This article starts with a BUG in the JDK’s J.U.C package called ConcurrentLinkedQueue. The thread pool in the Jetty framework uses this queue, causing a memory leak.
At the same time through jConsole, VisualVM, JMC these three visual monitoring tools, let you see the occurrence of “memory leak”. That’s interesting. Let’s take a look.
Let’s start with a BUG
Some time ago, I found a BUG in JDK that was a bit interesting.
https://bugs.java.com/bugdatabase/view_bug.do?bug_id=8137185
A memory leak.
Who caused the memory leak?
ConcurrentLinkedQueue, this queue.
This BUG was also reported in the Jetty project:
I took a look at it and thought jetty’s one was interesting.
I’ll follow Jetty’s lead, but it’s all the same JDK BUG. The address is as follows:
https://bugs.eclipse.org/bugs/show_bug.cgi?id=477817
Let me translate for you in my broken English of grade eight and a half what this student named Max said.
He says that using ConcurrentLinkedQueue incorrectly in Java projects (instead of the abbreviation CLQ) can cause memory leaks.
The use of the CLQ queue in Jetty’s QueuedThreadPool causes slow memory growth and eventually a memory leak.

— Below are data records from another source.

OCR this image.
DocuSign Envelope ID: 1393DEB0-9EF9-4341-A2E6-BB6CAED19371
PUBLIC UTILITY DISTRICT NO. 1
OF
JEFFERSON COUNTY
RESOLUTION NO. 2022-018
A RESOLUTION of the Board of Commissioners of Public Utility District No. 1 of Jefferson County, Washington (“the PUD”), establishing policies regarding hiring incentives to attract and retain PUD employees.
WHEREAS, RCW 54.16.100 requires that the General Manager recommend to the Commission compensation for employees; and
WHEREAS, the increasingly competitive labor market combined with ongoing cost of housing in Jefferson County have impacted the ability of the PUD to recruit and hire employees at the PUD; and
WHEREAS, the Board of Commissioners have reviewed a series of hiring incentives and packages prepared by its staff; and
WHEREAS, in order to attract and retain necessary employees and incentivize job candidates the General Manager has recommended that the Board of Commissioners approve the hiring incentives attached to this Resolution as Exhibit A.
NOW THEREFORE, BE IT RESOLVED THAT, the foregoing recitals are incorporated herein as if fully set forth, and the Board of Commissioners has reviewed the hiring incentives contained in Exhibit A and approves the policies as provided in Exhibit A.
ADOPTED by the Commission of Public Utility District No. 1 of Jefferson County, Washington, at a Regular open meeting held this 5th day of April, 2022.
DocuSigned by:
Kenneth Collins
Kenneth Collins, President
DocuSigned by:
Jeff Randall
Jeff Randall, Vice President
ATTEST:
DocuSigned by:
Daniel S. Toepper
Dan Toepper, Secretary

Although QueuedThreadPool only uses the add and remove methods of this queue. Unfortunately, the remove method does not reduce the size of the queue, only emptying the removed nodes in the queue. Therefore, the list grows to infinity.
He then sent an attachment containing a program that demonstrated the problem.
We’re not going to look at his program, but we’re going to show you the problem.
Let’s take a look at Jetty’s QueuedThreadPool thread pool.
Which version of Jetty?
As you can see, this BUG was reported on September 18, 2015. So, let’s just find a version before that date.
So I found a Maven version that was released on September 3, 2015:
QueuedThreadPool in this version looks like this:
As you can see, it does use CLQ queues.
Jetty only uses the queue’s size, add, remove(obj) methods from all the calls to the object:
It’s the same as Max described earlier.
Then Max gave some pictures to support his argument:
I’m focusing on what I’ve framed, which means he’s showing a picture. You can see the memory leak problem in this image, which is from their real project.
The project has been running for about two days, with a Web request coming in every five minutes.
Here’s the picture:
From his picture, I can only see that CLQ has a lot of nodes.
However, he did say that his project was not very demanding and the Jetty framework he was using should not have created so many nodes.
Ok, we have analyzed the problem mentioned by Max in front of us, and here is the big guy, to solve the puzzle:
Let’s not look at the answer, but let’s look at the person who answers the question.
Greg Wilkins, who is he?
I found his linkedin address:
https://www.linkedin.com/in/gregwilkins/?originalSubdomain=au
The leader of the Jetty project, in just a few words, is enough to make you call him awesome.
High-end ingredients often require only the simplest cooking. High-end talent, often only need a few words of introduction.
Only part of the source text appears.